8. The method of claim 7, wherein the third breeding of the third progeny that is crossed by the first progeny and the second progeny comprises:

and thirdly, stably breeding a third filial generation which inherits the first functional gene, the second functional gene and the third functional gene, wherein if the filial generation hybridized by the first filial generation and the second filial generation reaches a sixth economic trait, the filial generation is the third filial generation which stably inherits the first functional gene, the second functional gene and the third functional gene, and the sixth economic trait at least comprises a meat quality trait, a propagation trait and a growth trait.

9. The method of claim 2, wherein the method further comprises:

determining a first subject based on the trained first neural network model, wherein the first neural network model determines a first subject located by a first functional gene based on first economic trait data;

determining a second object based on the trained second neural network model, wherein the second neural network model determines a second object located by a second functional gene based on second economic trait data;

determining a third object based on the trained third neural network model, wherein the third neural network model determines a third object that is located by a third functional gene based on third economic trait data.

10. The method according to claims 1-9, wherein the first subject is a Japanese female parent, the second subject is an Angus male parent, and the third subject is a Haford male parent.

Technical Field

The embodiment of the disclosure relates to a ternary hybridization cultivation method, a training method and equipment.

Background

In recent years, with the improvement of living standard, people have more and more demands on beef, and the quality and the taste of the beef also have more and more attention. Not only is the beef required to have juicy and soft mouthfeel and special fragrance, but also the high-end part of the beef is required to have bright marbling on the cross section, and the high-end quality beef with the quality and mouthfeel is mainly imported and is expensive at present.

Drawings

In order to more clearly illustrate the technical solutions of the embodiments of the present invention, the drawings needed to be used in the embodiments of the present invention will be briefly described below, and it is obvious that the drawings described below are only some embodiments of the present invention, and it is obvious for those skilled in the art to obtain other drawings based on these drawings without creative efforts.

In the drawings:

FIG. 1 is a flow chart of a method of breeding a ternary cross according to an embodiment of the present disclosure;

FIG. 2 is a process diagram of a convolutional neural network according to an embodiment of the present disclosure;

fig. 3 is a schematic diagram of a training apparatus according to an embodiment of the present disclosure.

Detailed Description

In order to make the technical solutions of the present invention better understood, the technical solutions in the embodiments of the present invention will be clearly and completely described below with reference to the drawings in the embodiments of the present invention, and it is obvious that the described embodiments are only a part of the embodiments of the present invention, and not all of the embodiments. All other embodiments, which can be derived by a person skilled in the art from the embodiments given herein without making any creative effort, shall fall within the protection scope of the present invention.

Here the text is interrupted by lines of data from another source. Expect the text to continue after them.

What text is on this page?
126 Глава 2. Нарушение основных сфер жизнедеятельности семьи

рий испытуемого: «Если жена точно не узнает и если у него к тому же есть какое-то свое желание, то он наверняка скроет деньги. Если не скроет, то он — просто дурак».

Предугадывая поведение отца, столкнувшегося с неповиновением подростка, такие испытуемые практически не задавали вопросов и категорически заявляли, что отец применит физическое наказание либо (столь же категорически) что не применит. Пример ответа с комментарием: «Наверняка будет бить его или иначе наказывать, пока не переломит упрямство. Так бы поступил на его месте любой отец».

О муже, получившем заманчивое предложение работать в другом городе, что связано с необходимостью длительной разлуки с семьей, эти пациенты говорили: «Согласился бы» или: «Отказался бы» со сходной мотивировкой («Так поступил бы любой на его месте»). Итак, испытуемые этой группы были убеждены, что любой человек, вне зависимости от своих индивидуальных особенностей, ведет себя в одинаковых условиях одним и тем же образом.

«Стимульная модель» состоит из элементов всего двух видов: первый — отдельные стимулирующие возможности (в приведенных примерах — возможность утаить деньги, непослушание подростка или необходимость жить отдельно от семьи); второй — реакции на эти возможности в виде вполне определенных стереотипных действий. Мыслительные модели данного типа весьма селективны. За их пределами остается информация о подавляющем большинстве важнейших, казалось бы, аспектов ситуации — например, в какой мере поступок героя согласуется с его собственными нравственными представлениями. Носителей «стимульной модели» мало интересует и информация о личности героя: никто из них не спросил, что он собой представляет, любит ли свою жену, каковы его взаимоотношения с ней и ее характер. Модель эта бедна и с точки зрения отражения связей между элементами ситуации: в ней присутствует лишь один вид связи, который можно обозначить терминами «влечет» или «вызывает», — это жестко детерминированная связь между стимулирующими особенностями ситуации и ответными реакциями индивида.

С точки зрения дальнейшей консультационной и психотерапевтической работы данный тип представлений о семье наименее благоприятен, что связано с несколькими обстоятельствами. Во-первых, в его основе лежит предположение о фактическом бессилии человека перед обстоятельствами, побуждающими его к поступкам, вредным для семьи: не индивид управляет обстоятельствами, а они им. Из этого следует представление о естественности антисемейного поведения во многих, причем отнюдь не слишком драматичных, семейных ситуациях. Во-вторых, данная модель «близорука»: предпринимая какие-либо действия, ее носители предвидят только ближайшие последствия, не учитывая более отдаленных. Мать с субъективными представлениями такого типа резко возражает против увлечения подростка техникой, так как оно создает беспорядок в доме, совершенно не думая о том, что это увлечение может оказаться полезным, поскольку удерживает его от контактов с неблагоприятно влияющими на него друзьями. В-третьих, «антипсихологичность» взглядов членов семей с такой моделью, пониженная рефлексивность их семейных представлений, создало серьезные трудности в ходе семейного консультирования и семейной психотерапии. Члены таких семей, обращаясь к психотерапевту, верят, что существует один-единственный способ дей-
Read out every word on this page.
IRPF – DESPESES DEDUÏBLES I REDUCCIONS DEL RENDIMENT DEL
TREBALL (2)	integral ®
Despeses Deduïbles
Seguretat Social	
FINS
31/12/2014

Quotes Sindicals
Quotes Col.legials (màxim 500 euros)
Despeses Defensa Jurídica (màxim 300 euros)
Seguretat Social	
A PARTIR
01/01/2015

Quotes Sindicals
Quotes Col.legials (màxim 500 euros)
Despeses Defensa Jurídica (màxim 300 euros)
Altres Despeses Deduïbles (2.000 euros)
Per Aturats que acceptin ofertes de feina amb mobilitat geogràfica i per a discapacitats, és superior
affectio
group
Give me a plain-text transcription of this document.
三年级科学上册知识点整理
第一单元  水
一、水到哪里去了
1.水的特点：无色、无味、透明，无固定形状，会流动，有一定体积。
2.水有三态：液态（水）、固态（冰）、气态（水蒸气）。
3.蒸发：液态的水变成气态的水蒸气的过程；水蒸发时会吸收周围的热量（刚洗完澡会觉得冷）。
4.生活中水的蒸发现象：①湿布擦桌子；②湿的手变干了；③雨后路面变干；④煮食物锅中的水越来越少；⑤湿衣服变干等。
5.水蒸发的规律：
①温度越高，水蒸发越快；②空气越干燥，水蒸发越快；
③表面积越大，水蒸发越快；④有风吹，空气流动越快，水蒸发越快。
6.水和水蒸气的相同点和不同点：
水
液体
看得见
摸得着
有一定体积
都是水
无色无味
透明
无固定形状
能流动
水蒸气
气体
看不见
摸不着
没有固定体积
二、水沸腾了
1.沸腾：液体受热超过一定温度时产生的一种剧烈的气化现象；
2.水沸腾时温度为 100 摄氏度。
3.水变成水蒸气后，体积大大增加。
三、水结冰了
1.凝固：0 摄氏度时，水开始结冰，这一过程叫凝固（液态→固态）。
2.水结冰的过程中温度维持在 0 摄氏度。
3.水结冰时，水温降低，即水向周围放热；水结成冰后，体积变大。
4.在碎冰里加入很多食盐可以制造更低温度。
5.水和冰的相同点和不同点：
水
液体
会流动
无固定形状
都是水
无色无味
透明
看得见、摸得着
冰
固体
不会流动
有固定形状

It should be noted that the terms "first," "second," and the like in the description and claims of the present invention and in the drawings described above are used for distinguishing between similar elements and not necessarily for describing a particular sequential or chronological order. It is to be understood that the data so used is interchangeable under appropriate circumstances such that the embodiments of the invention described herein are capable of operation in sequences other than those illustrated or described herein. Furthermore, the terms "comprises," "comprising," and "having," and any variations thereof, are intended to cover a non-exclusive inclusion, such that a process, method, system, article, or apparatus that comprises a list of steps or elements is not necessarily limited to those steps or elements expressly listed, but may include other steps or elements not expressly listed or inherent to such process, method, article, or apparatus.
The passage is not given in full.